ふたりで昼食をとり語らう。初めのうちでこそ、「部外者のくせに」と物言わぬ視線を京也は感じていた。それが今ではふたりを歓迎するかのように生徒会執行部の人たちと挨拶を交わす。定番の席に座るふたりは、部屋の一部となり談話室になくてはならい存在に変わっていた。
「おいしい?」
サンドイッチを口に運ぶ。トマトの汁がパンに吸い込まれバターと溶け合う。噛むほどに混ざり合うレタスのシャキシャキした触感が心地いい。じっと見つめる姫野の視線に気付いた京也が慌てた。
「おいしいです」
気の利いたことも言えない京也に姫野が手を伸ばす。口に周りについたパンの欠片をナプキンでぬぐう。微笑む顔に見とれてしまっていた。姫野はよく笑うようになった。新しい未来が見えるようになったことで悩みがなくなり明るくなっていた。話せば話すほどに内面から溢れる思いが伝わってくる。
「ふたりでどこかでかけましょうか?」
「あ、はい」
相変わらず主導権は姫野が握っていた。会話も姫野が話して京也が答える。たまに京也が喋ってもすぐにしどろもどろになる。年上とはいえ姫野といると緊張してうまく話せない。遠目からみるとまるで姉と弟。
「詳細はこれで連絡するから」
赤のリングを見せる。気のせいかもしれないが、リングの輝きが増した気がする。
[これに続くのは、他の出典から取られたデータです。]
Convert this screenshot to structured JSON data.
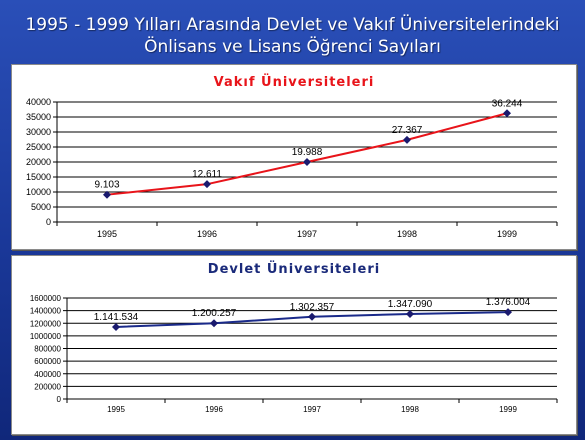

不思議なリングの力で、ダイヤの幻覚から逃れることができた。思念通話だけでなく、別の力もリングには隠されているのかもしれない。
「わかりました」
学園公認のカップルになったが、京也はきちんとした返事を姫野にしていなかった。好きか嫌いかと問われれば、迷いなく好きと答える自信はあった。姫野ファンクラブの会員たちが大挙して押しかけ「学園のアイドルを頼む」と泣きながら言われたことを京也は思い出す。京也にとってもそれは変わらない。テーブルを挟んで触れられる位置にいるはずなのにどこか遠くに感じてしまう。親しくなればなるほど強くなる。
昼休みの終わりを告げるメロディが流れる。名残惜しそうに席を立つ生徒の中で、京也だけがほっとした表情をみせていた。